Des points tournants

En suivant sa trajectoire au fil des ans, force est de constater des points tournants, les plus importants étant reliés à ses emplacements. De son espace exigu de la Place des Nations à ses tous débuts, le passage au Quartier Latin donna une meilleure accessibilité à l'événement. Puis, en 1987, ce quartier s'avérait à son tour trop restreint, d'où une migration partielle vers le périmètre de la Place-des-Arts, son domicile unique depuis 1990. Du même coup, les organisateurs se donnaient la mainmise sur les services offerts aux festivaliers.

Sur un tout autre plan, et certainement celui qui interpelle le plus les mélomanes, le festival a joué à fond la carte de la diversité, tout particulièrement à l'extérieur, où le jazz s'est vu noyé dans un raz-de-marée de styles bigarrés. Qu'on pense aux méga-événéments de la mi-festival, mis à part le jadis populaire Chuck Mangione et le guitariste Pat Metheny (curieusement absent cette année), nul autre de ces concerts relevait, de près ou de loin, du jazz. En revanche, la série « Invitation », lancée en 1989 avec Charlie Haden (qui offre sa seconde présence dans la série cette année), est l'une des composantes les plus originales de sa programmation, les élus faisant immanquablement partie du palmarès personnel de son instigateur, André Ménard.

Vingt-cinq ans, cela se fête, et les touristes (musicaux et autres) feront une fois de plus le pied de grue devant les scènes, en y donnant la claque à tout ce qu'on leur présente. Après toutes ces années, il ne fait aucun doute que le FIJM est devenu... une fête accomplie.

Album souvenir 25 ans

Festival International de Jazz

Lancé à la mi-mai, l'album souvenir du 25e anniversaire du FIJM est un élégant recueil de 196 pages glacées, copieusement assorti de photos retraçant la chronologie du festival de sa première édition à la présente.

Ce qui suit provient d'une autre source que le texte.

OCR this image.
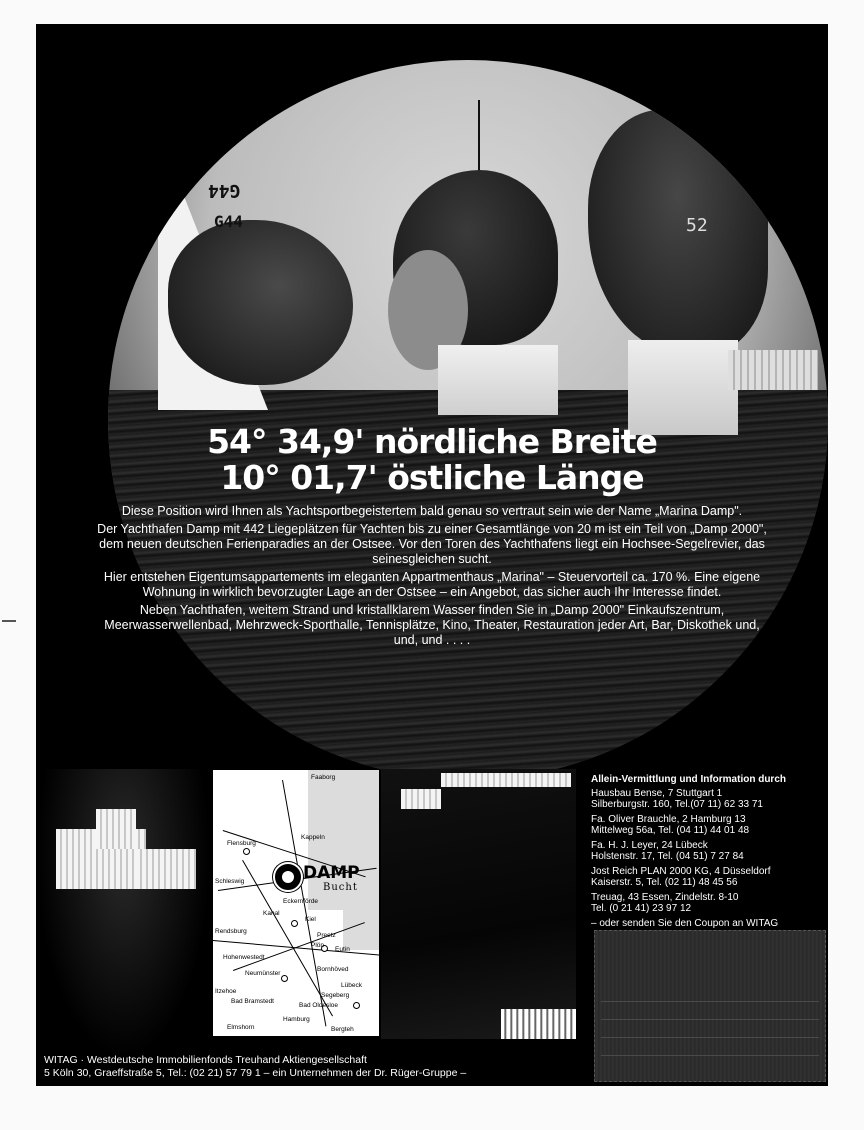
G44
G44	52
54° 34,9' nördliche Breite
10° 01,7' östliche Länge

Diese Position wird Ihnen als Yachtsportbegeistertem bald genau so vertraut sein wie der Name „Marina Damp".

Der Yachthafen Damp mit 442 Liegeplätzen für Yachten bis zu einer Gesamtlänge von 20 m ist ein Teil von „Damp 2000", dem neuen deutschen Ferienparadies an der Ostsee. Vor den Toren des Yachthafens liegt ein Hochsee-Segelrevier, das seinesgleichen sucht.

Hier entstehen Eigentumsappartements im eleganten Appartmenthaus „Marina" – Steuervorteil ca. 170 %. Eine eigene Wohnung in wirklich bevorzugter Lage an der Ostsee – ein Angebot, das sicher auch Ihr Interesse findet.

Neben Yachthafen, weitem Strand und kristallklarem Wasser finden Sie in „Damp 2000" Einkaufszentrum, Meerwasserwellenbad, Mehrzweck-Sporthalle, Tennisplätze, Kino, Theater, Restauration jeder Art, Bar, Diskothek und, und, und . . . .

Faaborg
Flensburg
Kappeln
Eckernförde
Schleswig
Kanal
Kiel
Rendsburg
Plön
Preetz
Eutin
Hohenwestedt
Neumünster
Bornhöved
Lübeck
Itzehoe
Bad Bramstedt
Segeberg
Bad Oldesloe
Hamburg
Elmshorn	Bergteh
DAMP
Bucht
Allein-Vermittlung und Information durch
Hausbau Bense, 7 Stuttgart 1
Silberburgstr. 160, Tel.(07 11) 62 33 71
Fa. Oliver Brauchle, 2 Hamburg 13
Mittelweg 56a, Tel. (04 11) 44 01 48
Fa. H. J. Leyer, 24 Lübeck
Holstenstr. 17, Tel. (04 51) 7 27 84
Jost Reich PLAN 2000 KG, 4 Düsseldorf
Kaiserstr. 5, Tel. (02 11) 48 45 56
Treuag, 43 Essen, Zindelstr. 8-10
Tel. (0 21 41) 23 97 12
– oder senden Sie den Coupon an WITAG
WITAG · Westdeutsche Immobilienfonds Treuhand Aktiengesellschaft
5 Köln 30, Graeffstraße 5, Tel.: (02 21) 57 79 1 – ein Unternehmen der Dr. Rüger-Gruppe –
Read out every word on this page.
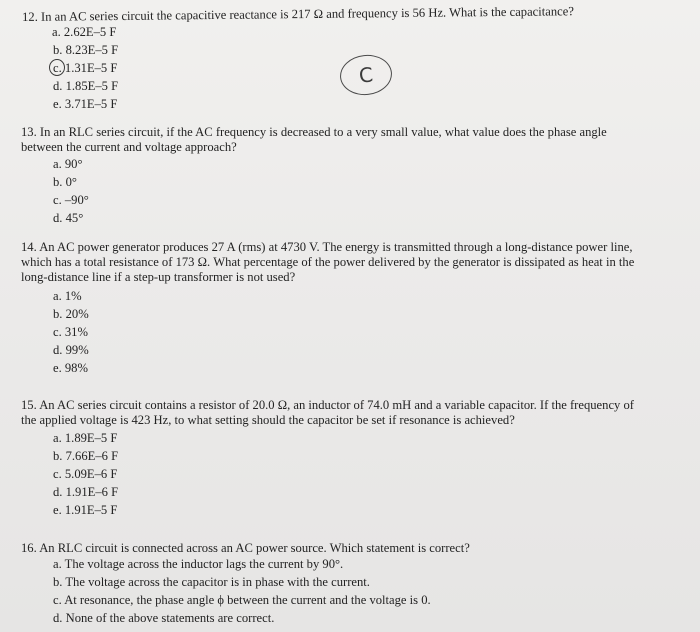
12. In an AC series circuit the capacitive reactance is 217 Ω and frequency is 56 Hz. What is the capacitance?
a. 2.62E–5 F
b. 8.23E–5 F
c. 1.31E–5 F
d. 1.85E–5 F
e. 3.71E–5 F
C
13. In an RLC series circuit, if the AC frequency is decreased to a very small value, what value does the phase angle
between the current and voltage approach?
a. 90°
b. 0°
c. –90°
d. 45°
14. An AC power generator produces 27 A (rms) at 4730 V. The energy is transmitted through a long-distance power line,
which has a total resistance of 173 Ω. What percentage of the power delivered by the generator is dissipated as heat in the
long-distance line if a step-up transformer is not used?
a. 1%
b. 20%
c. 31%
d. 99%
e. 98%
15. An AC series circuit contains a resistor of 20.0 Ω, an inductor of 74.0 mH and a variable capacitor. If the frequency of
the applied voltage is 423 Hz, to what setting should the capacitor be set if resonance is achieved?
a. 1.89E–5 F
b. 7.66E–6 F
c. 5.09E–6 F
d. 1.91E–6 F
e. 1.91E–5 F
16. An RLC circuit is connected across an AC power source. Which statement is correct?
a. The voltage across the inductor lags the current by 90°.
b. The voltage across the capacitor is in phase with the current.
c. At resonance, the phase angle ϕ between the current and the voltage is 0.
d. None of the above statements are correct.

Par delà ces souvenirs visuels et les notices d'accompagnement bilingues, les deux principaux textes sont des entretiens avec les deux architectes de l'événement. D'une part, Alain Simard tient un discours axé sur l'événement, ou le contenant si l'on veut, alors que, d'autre part, son acolyte André Ménard se livre de manière essentiellement anecdotique sur ses expériences avec les musiciens. On peut bien s'attendre à ce que la plupart des éventuels acheteurs se l'arrachent pour des raisons nostalgiques ou esthétiques, mais les plus fûtés ne manqueront pas de lire les propos de ces deux hommes sur la petite et grande histoire de leur aventure. Dans les deux cas, cependant, on reconnaîtra en eux des décideurs culturels qui, comme tout le monde, ont connu des coups de cœur de jeunesse, mais qui se sont donné des moyens et un pouvoir de former un public à leurs propres goûts. Un seul regard sur la programmation des concerts en salle suffit pour savoir qu'ils en sont essentiellement restés au même point où ils étaient dans leurs années de formation.